La penetrazione nell’apparato produttivo dei cosiddetti imprenditori mafiosi in svariati comparti dell’economia è un dato di fatto, come giustamente osserva Damiano, ma questa devastante penetrazione non dimostra che i mafiosi o i loro prestanomi siano degli imprenditori capitalisti, nè tantomeno che il fenomeno mafioso sia una sorta di sottoprodotto del capitalismo. Se così fosse allora bisognerebbe spiegare perché in Europa occidentale esso esiste solo in Italia. Chi pensa che la mafia esiste anche in Germania - ad esempio - confonde la criminalità organizzata con la criminalità mafiosa.
Per quanto riguarda la figura del cosiddetto "imprenditore mafioso", tutto è cominciato con Arlacchi, nel 1983, che con una sua personalissima interpetrazione delle parole di Joseph Schumpeter ha esteso la qualifica di imprenditori al mafioso, o al suo prestanome, impegnato in attività lecite. Questa estensione è possibile - dice Arlacchi - perché il mafioso introduce innovazioni nel processo produttivo, consistenti nell’applicazione del metodo violento nella conduzione degli affari dell’impresa e della gestione del personale. Nella stessa pagina (109) Arlacchi afferma: nel territorio di sua competenza l’imprenditore mafioso non ammette concorrenza, né contrattazione sindacale, inoltre usufruisce di capitali "facili" provenienti da estorsioni, usura e taglieggiamenti vari. Altro che imprenditori, quì ci troviamo di fronte a "monopolisti" che negano l’essenza stessa del capitalismo: libertà d’impresa, concorrenza e contrattazione sindacale.

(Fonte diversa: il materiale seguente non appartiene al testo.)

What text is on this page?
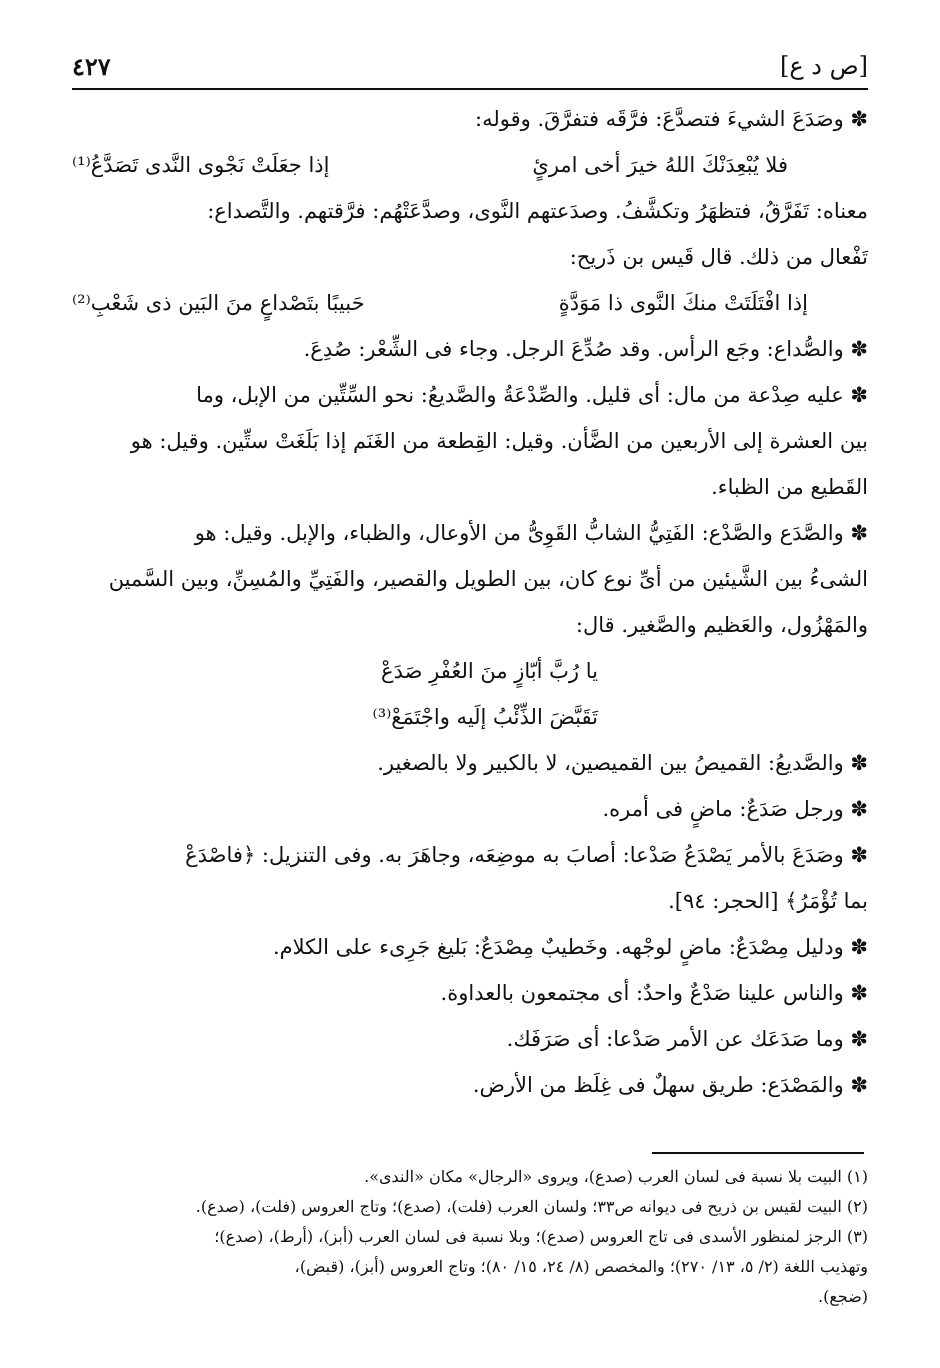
٤٢٧	[ص د ع]

✽ وصَدَعَ الشيءَ فتصدَّعَ: فرَّقَه فتفرَّقَ. وقوله:

فلا يُبْعِدَنْكَ اللهُ خيرَ أخى امرئٍ
إذا جعَلَتْ نَجْوى النَّدى تَصَدَّعُ⁽¹⁾

معناه: تَفَرَّقُ، فتظهَرُ وتكشَّفُ. وصدَعتهم النَّوى، وصدَّعَتْهُم: فرَّقتهم. والتَّصداع:

تَفْعال من ذلك. قال قَيس بن ذَريح:

إذا افْتَلَتَتْ منكَ النَّوى ذا مَوَدَّةٍ
حَبيبًا بتَصْداعٍ منَ البَين ذى شَعْبِ⁽²⁾

✽ والصُّداع: وجَع الرأس. وقد صُدِّعَ الرجل. وجاء فى الشِّعْر: صُدِعَ.

✽ عليه صِدْعة من مال: أى قليل. والصِّدْعَةُ والصَّديعُ: نحو السِّتِّين من الإبل، وما

بين العشرة إلى الأربعين من الضَّأن. وقيل: القِطعة من الغَنَم إذا بَلَغَتْ ستِّين. وقيل: هو

القَطيع من الظباء.

✽ والصَّدَع والصَّدْع: الفَتِيُّ الشابُّ القَوِىُّ من الأوعال، والظباء، والإبل. وقيل: هو

الشىءُ بين الشَّيئين من أىِّ نوع كان، بين الطويل والقصير، والفَتِيِّ والمُسِنِّ، وبين السَّمين

والمَهْزُول، والعَظيم والصَّغير. قال:

يا رُبَّ أبّازٍ منَ العُفْرِ صَدَعْ

تَقَبَّضَ الذِّئْبُ إلَيه واجْتَمَعْ⁽³⁾

✽ والصَّديعُ: القميصُ بين القميصين، لا بالكبير ولا بالصغير.

✽ ورجل صَدَعٌ: ماضٍ فى أمره.

✽ وصَدَعَ بالأمر يَصْدَعُ صَدْعا: أصابَ به موضِعَه، وجاهَرَ به. وفى التنزيل: ﴿فاصْدَعْ

بما تُؤْمَرُ﴾ [الحجر: ٩٤].

✽ ودليل مِصْدَعٌ: ماضٍ لوجْهه. وخَطيبٌ مِصْدَعٌ: بَليغ جَرِىء على الكلام.

✽ والناس علينا صَدْعٌ واحدٌ: أى مجتمعون بالعداوة.

✽ وما صَدَعَك عن الأمر صَدْعا: أى صَرَفَك.

✽ والمَصْدَع: طريق سهلٌ فى غِلَظ من الأرض.

(١) البيت بلا نسبة فى لسان العرب (صدع)، ويروى «الرجال» مكان «الندى».

(٢) البيت لقيس بن ذريح فى ديوانه ص٣٣؛ ولسان العرب (فلت)، (صدع)؛ وتاج العروس (فلت)، (صدع).

(٣) الرجز لمنظور الأسدى فى تاج العروس (صدع)؛ وبلا نسبة فى لسان العرب (أبز)، (أرط)، (صدع)؛

وتهذيب اللغة (٢/ ٥، ١٣/ ٢٧٠)؛ والمخصص (٨/ ٢٤، ١٥/ ٨٠)؛ وتاج العروس (أبز)، (قبض)،

(ضجع).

Non si fa oziosa accademia. Il venir meno dei presupposti fondamentali del capitalismo blocca i processi innovativi e i conseguenti incrementi di produttività.
Un apparato produttivo dove vigono le regole violenti dei cosiddetti imprenditori mafiosi è destinato alla marginalizzazione nel mercato internazionale e al declino.